Friedrich Preller the Elder (25 April 1804 in Eisenach – 23 April 1878 in Weimar) was a German landscape painter and etcher. From 1832 he was a professor at the Fürstlichen freien Zeichenschule in Weimar. He was the father of the artist Friedrich Preller the Younger.

==Life==
He was born at Eisenach. After studying drawing at Weimar, he went in 1821, on Goethe's advice, to Dresden, where in 1824 he was invited to accompany the grand duke of Weimar to Belgium. He became a pupil in the academy at Antwerp. From 1827 to 1831 he studied in Italy, and in 1831 received an appointment in the Weimar school of art.

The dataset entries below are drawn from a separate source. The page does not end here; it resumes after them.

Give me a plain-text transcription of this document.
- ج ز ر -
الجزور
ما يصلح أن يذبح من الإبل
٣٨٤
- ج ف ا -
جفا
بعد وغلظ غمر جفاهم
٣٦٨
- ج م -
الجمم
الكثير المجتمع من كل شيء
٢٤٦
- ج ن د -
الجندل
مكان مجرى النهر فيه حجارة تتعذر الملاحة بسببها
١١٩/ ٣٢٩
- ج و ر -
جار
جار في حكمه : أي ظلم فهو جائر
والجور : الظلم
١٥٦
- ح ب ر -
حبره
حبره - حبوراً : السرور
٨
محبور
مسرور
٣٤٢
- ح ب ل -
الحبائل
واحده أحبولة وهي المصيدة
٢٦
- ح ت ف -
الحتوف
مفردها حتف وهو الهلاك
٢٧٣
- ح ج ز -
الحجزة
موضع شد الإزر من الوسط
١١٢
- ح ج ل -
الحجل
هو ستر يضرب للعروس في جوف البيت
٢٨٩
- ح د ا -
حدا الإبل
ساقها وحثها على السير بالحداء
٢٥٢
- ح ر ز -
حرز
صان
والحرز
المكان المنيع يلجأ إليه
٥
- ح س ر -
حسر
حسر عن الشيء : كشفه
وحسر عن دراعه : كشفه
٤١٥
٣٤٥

In 1834–1836 he executed in tempera six pictures on subjects taken from the Odyssey in the Roman House at Leipzig, in 1836–1837 the landscapes with scenes from Oberon in the Wieland room in the grand-ducal Schloss at Weimar, and in 1836–1848 six frescoes on Thuringian subjects commissioned by the grand duchess.

In 1840 he visited Norway and produced a number of easel works, some of which are preserved at Weimar. In 1859 he revisited Italy, and on his return in 1861 he completed for the grand-ducal museum the frescoes illustrative of the Odyssey, which are held to constitute his chief claim to fame. He returned to Weimar, where he died.

The "Preller family of painters" includes his son Friedrich Preller the Younger (1838–1901), his nephew Julius Preller (1834–1901) and Louis Preller (1822–1901), a distant relative of Friedrich Preller the Elder.